I am very curious how does popular personal firewall like ZoneAlarm work. When they discover outgoing packets, how do they know what program is sending them? Do all such firewalls work similarily?
I was thinking if any malware application could fake returned command line so the firewall would think it’s the other process. Is it possible?
Regards,
Black Dot.February 28, 2005 at 10:54 pm #5695I am very curious how does popular personal firewall like ZoneAlarm work. When they discover outgoing packets, how do they know what program is sending them?
Usually they utilize NDIS level filter and TDI one.
Do all such firewalls work similarily?
From the general point of view the answer is YES, but concrete realization and set of features can be very different.
I was thinking if any malware application could fake returned command line so the firewall would think it’s the other process. Is it possible?
Yes, this is possible.
March 1, 2005 at 9:13 am #5696Thanks for the reply!
You mean that it’s possible to hook GetCommandLine() API in malware program to make firewall think it’s looking at something else? How does the firewall know which packet belongs to which process?
If such thing can be done, why the only published method to bypass personal firewalls was to inject malware code into the other “privilleged” process?
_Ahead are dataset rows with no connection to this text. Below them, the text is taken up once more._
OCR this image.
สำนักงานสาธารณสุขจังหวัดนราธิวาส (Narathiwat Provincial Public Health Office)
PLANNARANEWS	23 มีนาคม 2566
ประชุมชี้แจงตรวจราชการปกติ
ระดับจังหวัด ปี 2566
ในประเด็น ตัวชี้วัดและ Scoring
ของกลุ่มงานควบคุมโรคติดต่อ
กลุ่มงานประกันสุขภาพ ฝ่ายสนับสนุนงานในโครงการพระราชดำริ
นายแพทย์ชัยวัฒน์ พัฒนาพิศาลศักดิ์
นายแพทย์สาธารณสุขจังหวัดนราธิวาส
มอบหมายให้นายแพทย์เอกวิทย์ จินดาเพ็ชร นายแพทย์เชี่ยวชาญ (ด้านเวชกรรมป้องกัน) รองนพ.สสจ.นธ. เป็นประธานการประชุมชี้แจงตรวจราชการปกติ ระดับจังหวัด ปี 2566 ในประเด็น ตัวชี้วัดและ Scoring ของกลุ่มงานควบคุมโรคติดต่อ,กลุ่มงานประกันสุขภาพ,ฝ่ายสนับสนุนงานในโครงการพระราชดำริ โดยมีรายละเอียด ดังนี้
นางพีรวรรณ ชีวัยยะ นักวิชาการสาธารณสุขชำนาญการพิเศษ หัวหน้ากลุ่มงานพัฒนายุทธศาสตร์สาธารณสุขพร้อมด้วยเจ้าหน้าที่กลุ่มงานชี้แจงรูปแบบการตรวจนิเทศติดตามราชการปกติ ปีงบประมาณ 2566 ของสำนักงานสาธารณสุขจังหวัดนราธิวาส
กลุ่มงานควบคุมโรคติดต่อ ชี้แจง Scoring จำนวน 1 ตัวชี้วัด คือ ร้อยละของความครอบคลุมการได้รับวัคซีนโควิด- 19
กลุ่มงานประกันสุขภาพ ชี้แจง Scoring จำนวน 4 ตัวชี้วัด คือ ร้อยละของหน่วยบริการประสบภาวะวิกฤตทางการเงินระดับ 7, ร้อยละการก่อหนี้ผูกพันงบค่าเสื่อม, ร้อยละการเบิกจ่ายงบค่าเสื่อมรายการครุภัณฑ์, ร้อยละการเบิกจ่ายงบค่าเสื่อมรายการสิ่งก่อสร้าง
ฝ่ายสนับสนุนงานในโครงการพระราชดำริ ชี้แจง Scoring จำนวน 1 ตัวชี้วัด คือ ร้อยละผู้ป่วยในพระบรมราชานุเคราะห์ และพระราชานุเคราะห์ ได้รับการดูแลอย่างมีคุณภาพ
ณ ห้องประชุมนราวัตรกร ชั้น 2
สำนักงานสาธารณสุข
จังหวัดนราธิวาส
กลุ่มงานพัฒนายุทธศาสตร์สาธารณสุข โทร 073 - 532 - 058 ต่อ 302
March 1, 2005 at 12:43 pm #5697You can do about anything if the malware includes kernel-mode component. The majority of users are usually logged on as user with Administrator rights which has the priviledge to install and load drivers. So there is no actual problem for the malware to install such a component (it can be even the primary component of the malware).
Since such kernel-mode component can bypass firewall by many different ways, such as:
1) Execution in the context of priviledged process (even simply create thread in the context of System process),.
2) Blocking/cheating firewall components.
3) Using it’s own protocol module and working with network directly.
4) Working with TCPIP.SYS devices directly bypassing any possible upper level TDI filters.
5) and so on…March 1, 2005 at 11:31 pm #5698Hmm…
I have always used system wide dll inject, but is there really any reason to do it when you have such privilleges on the machine? I see that things can be done easier by hijacking APIs in Kernel-Mode. (i’m still a n00b in that matter)
March 2, 2005 at 8:55 am #5699I have always used system wide dll inject, but is there really any reason to do it when you have such privilleges on the machine? I see that things can be done easier by hijacking APIs in Kernel-Mode. (i’m still a n00b in that matter)
It’s a great luck for us that the majority of malware authors are not familier with kernel mode programming. Otherwise, numerous kernel-mode trojans… Terrific… 😯
AV companies prognose such a future, but I always hope for the better 🙄 😉
March 2, 2005 at 7:32 pm #5700SerpentFly, can you think of any idea how do personal firewalls know which process sent a packet when it detects network transfer?
March 2, 2005 at 8:40 pm #5701TDI filter (filter driver for the MSTCP devices DeviceTcp, DeviceUdp, DeviceIp, DeviceRawIp, DeviceMULTICAST) detects the network operation running in the context of calling thread/process. The same is true for the LSP DLL (another weaker approach for application level firewalls).